= Giuseppe D'Amato =

Italian historian

Giuseppe D'Amato (born 1965) is an Italian historian, specializing in Russia and the former USSR, and a columnist of international politics.

== Biography ==
After getting a degree in Italy in the 1980s, D'Amato became a scholar of the Russian academician Sigurd Ottovich Schmidt (in Russian Шмидт, Сигурд Оттович) at Moscow's Historical-Archive Institute (Russian State University for the Humanities) in the 1990s. He got a Ph.D. in history.

== Writing ==
D'Amato wrote a book about Italian travellers to Russia in the 15th -16th centuries and studied Russian-Italian relationships. Some of his articles have been published in languages other than Italian. He wrote three books respectively on the subjects of the break-up of the USSR, the EU enlargement to the East, and euro-integration.

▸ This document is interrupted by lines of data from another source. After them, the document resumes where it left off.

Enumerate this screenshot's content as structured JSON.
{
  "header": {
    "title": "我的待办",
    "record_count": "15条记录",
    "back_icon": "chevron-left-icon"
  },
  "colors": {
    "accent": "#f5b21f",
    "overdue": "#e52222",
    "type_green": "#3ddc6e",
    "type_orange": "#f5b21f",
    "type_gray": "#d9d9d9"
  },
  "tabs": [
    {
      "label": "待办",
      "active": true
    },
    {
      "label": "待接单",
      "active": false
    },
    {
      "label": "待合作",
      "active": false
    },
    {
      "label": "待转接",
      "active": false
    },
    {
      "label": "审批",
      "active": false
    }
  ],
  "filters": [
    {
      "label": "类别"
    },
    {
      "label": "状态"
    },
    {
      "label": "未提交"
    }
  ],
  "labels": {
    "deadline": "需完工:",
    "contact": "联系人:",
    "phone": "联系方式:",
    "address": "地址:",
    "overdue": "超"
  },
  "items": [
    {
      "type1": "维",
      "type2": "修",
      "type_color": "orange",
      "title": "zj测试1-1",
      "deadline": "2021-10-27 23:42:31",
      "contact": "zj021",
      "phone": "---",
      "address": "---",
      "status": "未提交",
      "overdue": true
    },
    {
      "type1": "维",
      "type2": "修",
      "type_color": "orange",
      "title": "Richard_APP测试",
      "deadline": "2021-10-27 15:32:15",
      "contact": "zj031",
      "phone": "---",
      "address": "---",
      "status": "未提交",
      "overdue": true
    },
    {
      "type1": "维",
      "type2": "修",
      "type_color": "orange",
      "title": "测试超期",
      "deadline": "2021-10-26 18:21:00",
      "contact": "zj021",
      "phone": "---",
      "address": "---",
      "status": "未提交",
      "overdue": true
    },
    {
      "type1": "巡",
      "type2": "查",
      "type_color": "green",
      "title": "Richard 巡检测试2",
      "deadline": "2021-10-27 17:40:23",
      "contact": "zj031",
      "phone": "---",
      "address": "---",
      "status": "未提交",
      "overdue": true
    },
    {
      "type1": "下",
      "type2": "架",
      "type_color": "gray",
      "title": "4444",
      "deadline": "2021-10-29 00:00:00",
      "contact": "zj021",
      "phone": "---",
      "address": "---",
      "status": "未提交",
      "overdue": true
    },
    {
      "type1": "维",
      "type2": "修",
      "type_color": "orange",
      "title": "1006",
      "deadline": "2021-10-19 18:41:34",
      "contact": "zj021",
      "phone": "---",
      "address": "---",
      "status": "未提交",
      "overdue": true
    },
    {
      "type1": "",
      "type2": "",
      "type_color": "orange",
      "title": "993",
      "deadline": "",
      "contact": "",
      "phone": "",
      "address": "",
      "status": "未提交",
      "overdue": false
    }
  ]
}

== Selected bibliography ==
- Сочинения итальянцев о России XV – XVI конца веков, Москва 1995. (Italian reports on Russia 15th -16th centuries) Book in Russian.
- Review Foreign descriptions of Muscovy. An Analytic Bibliography of Primary and Secondary Sources by Marshall Poe in «Slavic Review» Vol. 56, No. 3, Autumn 1997, pp. 566 – 567.
- Il Diario del Cambiamento. Urss 1990 – Russia 1993. Greco&Greco editori, Milano, 1998. (The Diary of the Change. USSR 1990 – Russia 1993) Book in Italian.
- Viaggio nell'Hansa baltica. L'Unione europea e l'allargamento ad Est. Greco&Greco editori, Milano, 2004. (Travel to the Baltic Hansa. The European Union and its enlargement to the East) Book in Italian.
- L'EuroSogno e i nuovi Muri ad Est. L'Unione europea e la dimensione orientale. Greco&Greco editori, Milano, 2008. (The EuroDream and the new Walls at East. The European Union and the Eastern dimension) Book in Italian.
- The new Europe in the midst of separations, reconciliations, and new unions, in «2015 Scientific Economic Magazine», No.1 issue 1, edizioni Palager, Bergamo, 2009.